Un homme riche, sot et vain,
qualités qui par fois marchent de compagnie,
croyoit pour tous les arts avoir un goût divin,
et pensoit que son or lui donnoit du génie.
Chaque jour à sa table on voyoit réunis
peintres, sculpteurs, savants, artistes, beaux esprits,
qui lui prodiguoient les hommages,
lui montroient des dessins, lui lisoient des ouvrages,
écoutoient les conseils qu’ il daignoit leur donner,
et l’ appeloient Mécene en mangeant son dîner.

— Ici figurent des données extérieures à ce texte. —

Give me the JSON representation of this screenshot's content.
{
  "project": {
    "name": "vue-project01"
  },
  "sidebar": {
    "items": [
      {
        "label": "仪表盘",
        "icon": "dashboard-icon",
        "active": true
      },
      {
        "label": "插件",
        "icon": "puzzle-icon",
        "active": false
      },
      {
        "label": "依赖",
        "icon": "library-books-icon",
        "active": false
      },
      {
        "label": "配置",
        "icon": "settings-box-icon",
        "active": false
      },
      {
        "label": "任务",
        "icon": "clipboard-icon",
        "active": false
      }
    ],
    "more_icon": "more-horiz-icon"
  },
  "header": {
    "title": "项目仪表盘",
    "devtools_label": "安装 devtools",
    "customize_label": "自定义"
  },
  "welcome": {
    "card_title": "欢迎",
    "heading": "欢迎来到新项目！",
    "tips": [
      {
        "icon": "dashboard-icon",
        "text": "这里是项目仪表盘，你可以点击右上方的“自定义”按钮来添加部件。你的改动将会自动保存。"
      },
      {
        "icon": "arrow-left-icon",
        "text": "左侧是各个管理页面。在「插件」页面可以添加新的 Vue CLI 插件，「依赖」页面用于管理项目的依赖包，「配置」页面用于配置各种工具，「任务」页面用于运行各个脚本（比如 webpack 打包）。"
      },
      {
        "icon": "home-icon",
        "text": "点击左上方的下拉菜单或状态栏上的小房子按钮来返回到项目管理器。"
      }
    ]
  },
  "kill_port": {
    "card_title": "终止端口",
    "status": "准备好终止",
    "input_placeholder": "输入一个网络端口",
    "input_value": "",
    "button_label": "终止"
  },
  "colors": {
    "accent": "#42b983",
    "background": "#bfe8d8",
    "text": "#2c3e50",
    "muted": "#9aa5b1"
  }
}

Se promenant un soir dans son parc solitaire,
suivi d’ un jardinier, homme instruit et de sens,
il vit un sanglier qui labouroit la terre,
comme ils font quelquefois pour aiguiser leurs dents.
Autour du sanglier, les merles, les fauvettes,
sur-tout les rossignols, voltigeant, s’ arrêtant,
répétoient à l’ envi leurs douces chansonnettes,
et le suivoient toujours chantant.
L’ animal écoutoit l’ harmonieux ramage
avec la gravité d’ un docte connoisseur,
baissoit par fois la hure en signe de faveur,
ou bien, la secouant, refusoit son suffrage.
Qu’ est-ce ci ? Dit le financier :
comment ! Les chantres du bocage
pour leur juge ont choisi cet animal sauvage !
Nenni, répond le jardinier ;
de la terre par lui fraîchement labourée
sont sortis plusieurs vers, excellente curée
qui seule attire ces oiseaux :
ils ne se tiennent à sa suite
que pour manger ces vermisseaux ;
et l’ imbécille croit que c’ est pour son mérite.